Diamonds and Cole: A Cole Sage Mystery #1 [Kindle Edition] by Micheal Maxwel

Book Description

September 2, 2013
An emotional pile-driver, that takes you from the windy streets of Chicago to the California heat

Cole Sage, a once brilliant journalist, has just about reached rock bottom. Haunted by the longing for the woman he lost, Cole is jarred to a crossroads when a hostage negotiator is killed in front of him. Later, Cole is stunned to receive a one line cry for help from his one great love. Face to face with his past, and an uncertain future he tries to find her estranged daughter.

The path to keeping his word is blocked at every turn by the husband who abandoned her, his shady real estate deals, violent con men, street thugs and the lure of a fortune in diamonds that unite them. The anger, sorrow, and crippling guilt of twenty years fires Cole’s drive to keep a promise, that in the end, will heal and return the soul to the great journalist.

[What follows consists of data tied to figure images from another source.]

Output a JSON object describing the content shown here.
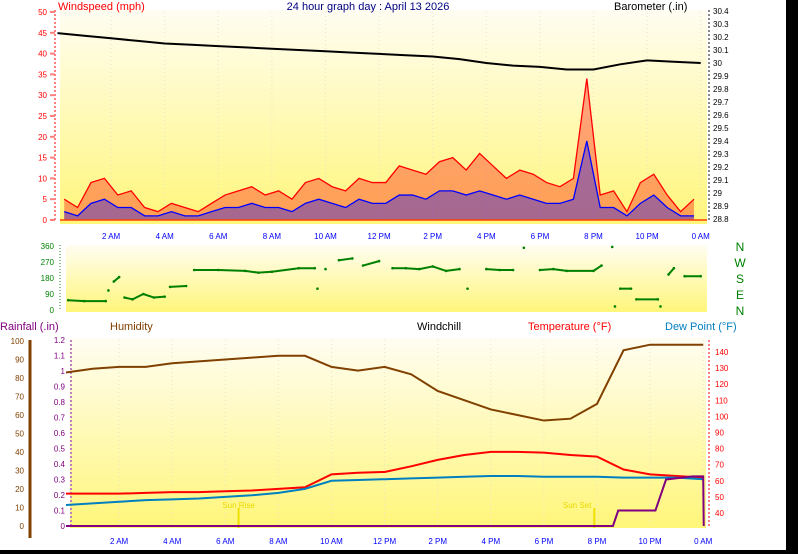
{
  "title": "24 hour graph day : April 13 2026",
  "colors": {
    "windspeed": "#ff0000",
    "wind_avg": "#0000ff",
    "barometer": "#000000",
    "direction": "#008000",
    "rainfall": "#800080",
    "humidity": "#804000",
    "windchill": "#000000",
    "temperature": "#ff0000",
    "dewpoint": "#0080c0",
    "sun": "#f0e000",
    "time_axis": "#0000ff"
  },
  "time_labels": [
    "2 AM",
    "4 AM",
    "6 AM",
    "8 AM",
    "10 AM",
    "12 PM",
    "2 PM",
    "4 PM",
    "6 PM",
    "8 PM",
    "10 PM",
    "0 AM"
  ],
  "chart_data": [
    {
      "type": "line",
      "xlabel": "",
      "y_left": {
        "label": "Windspeed (mph)",
        "range": [
          0,
          50
        ],
        "ticks": [
          "0",
          "5",
          "10",
          "15",
          "20",
          "25",
          "30",
          "35",
          "40",
          "45",
          "50"
        ]
      },
      "y_right": {
        "label": "Barometer (.in)",
        "range": [
          28.8,
          30.4
        ],
        "ticks": [
          "28.8",
          "28.9",
          "29",
          "29.1",
          "29.2",
          "29.3",
          "29.4",
          "29.5",
          "29.6",
          "29.7",
          "29.8",
          "29.9",
          "30",
          "30.1",
          "30.2",
          "30.3",
          "30.4"
        ]
      },
      "x_hours_step": 0.5,
      "series": [
        {
          "name": "Windspeed (mph)",
          "axis": "left",
          "values": [
            5,
            3,
            9,
            10,
            6,
            7,
            3,
            2,
            4,
            3,
            2,
            4,
            6,
            7,
            8,
            6,
            7,
            5,
            9,
            10,
            8,
            7,
            10,
            9,
            9,
            13,
            12,
            11,
            14,
            15,
            12,
            16,
            13,
            10,
            12,
            11,
            9,
            8,
            10,
            34,
            6,
            7,
            2,
            9,
            11,
            6,
            2,
            5
          ]
        },
        {
          "axis": "left",
          "values": [
            2,
            1,
            4,
            5,
            3,
            3,
            1,
            1,
            2,
            1,
            1,
            2,
            3,
            3,
            4,
            3,
            3,
            2,
            4,
            5,
            4,
            3,
            5,
            4,
            4,
            6,
            6,
            5,
            7,
            7,
            6,
            7,
            6,
            5,
            6,
            5,
            4,
            4,
            5,
            19,
            3,
            3,
            1,
            4,
            6,
            3,
            1,
            1
          ]
        },
        {
          "name": "Barometer (.in)",
          "axis": "right",
          "x_hours_step": 1,
          "values": [
            30.23,
            30.21,
            30.19,
            30.17,
            30.15,
            30.14,
            30.13,
            30.12,
            30.11,
            30.1,
            30.09,
            30.08,
            30.07,
            30.06,
            30.05,
            30.03,
            30.0,
            29.98,
            29.97,
            29.95,
            29.95,
            29.99,
            30.02,
            30.01,
            30.0
          ]
        }
      ]
    },
    {
      "type": "scatter",
      "y_left": {
        "range": [
          0,
          360
        ],
        "ticks": [
          "0",
          "90",
          "180",
          "270",
          "360"
        ]
      },
      "y_right": {
        "ticks": [
          "N",
          "E",
          "S",
          "W",
          "N"
        ]
      },
      "points": [
        [
          0.4,
          55
        ],
        [
          1,
          50
        ],
        [
          1.8,
          50
        ],
        [
          1.9,
          110
        ],
        [
          2.1,
          160
        ],
        [
          2.3,
          185
        ],
        [
          2.5,
          70
        ],
        [
          2.8,
          60
        ],
        [
          3.2,
          90
        ],
        [
          3.6,
          70
        ],
        [
          4,
          75
        ],
        [
          4.2,
          130
        ],
        [
          4.8,
          135
        ],
        [
          5.1,
          225
        ],
        [
          6,
          225
        ],
        [
          7,
          220
        ],
        [
          7.5,
          210
        ],
        [
          8,
          215
        ],
        [
          9,
          235
        ],
        [
          9.6,
          235
        ],
        [
          9.7,
          120
        ],
        [
          10,
          230
        ],
        [
          10.5,
          280
        ],
        [
          11,
          290
        ],
        [
          11.4,
          250
        ],
        [
          12,
          275
        ],
        [
          12.5,
          235
        ],
        [
          13,
          235
        ],
        [
          13.5,
          230
        ],
        [
          14,
          245
        ],
        [
          14.5,
          220
        ],
        [
          15,
          230
        ],
        [
          15.3,
          120
        ],
        [
          16,
          230
        ],
        [
          16.5,
          225
        ],
        [
          17,
          225
        ],
        [
          17.4,
          350
        ],
        [
          18,
          225
        ],
        [
          18.5,
          230
        ],
        [
          19,
          220
        ],
        [
          20,
          220
        ],
        [
          20.3,
          250
        ],
        [
          20.7,
          355
        ],
        [
          20.8,
          20
        ],
        [
          21,
          120
        ],
        [
          21.4,
          120
        ],
        [
          21.6,
          60
        ],
        [
          22.4,
          60
        ],
        [
          22.5,
          20
        ],
        [
          22.8,
          200
        ],
        [
          23,
          235
        ],
        [
          23.4,
          190
        ],
        [
          24,
          190
        ]
      ]
    },
    {
      "type": "line",
      "legend": [
        "Rainfall (.in)",
        "Humidity",
        "Windchill",
        "Temperature (°F)",
        "Dew Point (°F)"
      ],
      "y_humidity": {
        "range": [
          0,
          100
        ],
        "ticks": [
          "0",
          "10",
          "20",
          "30",
          "40",
          "50",
          "60",
          "70",
          "80",
          "90",
          "100"
        ]
      },
      "y_rain": {
        "range": [
          0,
          1.2
        ],
        "ticks": [
          "0",
          "0.1",
          "0.2",
          "0.3",
          "0.4",
          "0.5",
          "0.6",
          "0.7",
          "0.8",
          "0.9",
          "1",
          "1.1",
          "1.2"
        ]
      },
      "y_temp": {
        "range": [
          30,
          148
        ],
        "ticks": [
          "40",
          "50",
          "60",
          "70",
          "80",
          "90",
          "100",
          "110",
          "120",
          "130",
          "140"
        ]
      },
      "x_hours_step": 1,
      "series": [
        {
          "name": "Humidity",
          "values": [
            83,
            85,
            86,
            86,
            88,
            89,
            90,
            91,
            92,
            92,
            86,
            84,
            86,
            82,
            73,
            68,
            63,
            60,
            57,
            58,
            66,
            95,
            98,
            98,
            98
          ]
        },
        {
          "name": "Temperature (°F)",
          "values": [
            52,
            52,
            52,
            52.5,
            53,
            53,
            53.5,
            54,
            55,
            56,
            64,
            65,
            65.5,
            69,
            73,
            76,
            78,
            78,
            77.5,
            76,
            75,
            67,
            64,
            63,
            62
          ]
        },
        {
          "name": "Dew Point (°F)",
          "values": [
            45,
            46,
            47,
            48,
            48.5,
            49,
            50,
            51,
            52.5,
            55,
            60,
            60.5,
            61,
            61.5,
            62,
            62.5,
            63,
            63,
            62.5,
            62.5,
            62.5,
            62,
            62,
            62,
            61
          ]
        },
        {
          "name": "Rainfall (.in)",
          "points": [
            [
              0,
              0
            ],
            [
              20.6,
              0
            ],
            [
              20.8,
              0.1
            ],
            [
              22.2,
              0.1
            ],
            [
              22.6,
              0.3
            ],
            [
              23.6,
              0.32
            ],
            [
              24,
              0.32
            ],
            [
              24.02,
              0
            ]
          ]
        }
      ],
      "annotations": [
        {
          "label": "Sun Rise",
          "hour": 6.5
        },
        {
          "label": "Sun Set",
          "hour": 19.9
        }
      ]
    }
  ]
}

Beaten, bloody but determined, Cole Sage conquers greed and hatred with a strength that only love and a will as hard as diamond can achieve.

My Take:
The cover art is what immediately caught my attention. Ragged colors, slashed across the cover, brilliant title suggests mystery, romance, a sexy name with hints of intrigue.  Then  started reading. There is so much minute detail of every minute Cole lives, I’m surprised we don’t know what toilet paper he uses. To be that emotionally crippled about an ex or ‘the one that got away’, is too eye-roll worthy to relate here.
The book is just too detailed about minutia that it leaves the reader brain dead. As another reviewer suggested, Maxwel’s book is just too cheesy to endure.  Passages are too long, he wallows in one scene after another, all the men have over-the-top-testosterone, something i’ve long despised in reading fiction. Give them some faults, show they endure pain like everyone else, do they even get tired?
The editor could easily have cut out all the unnecessary exposition scenes, added intrigue, and made the characters more interesting. I could not get past chapter eight. I give two stars. Maxwel can write but I suggest less expostion, descriptive scenes and more action.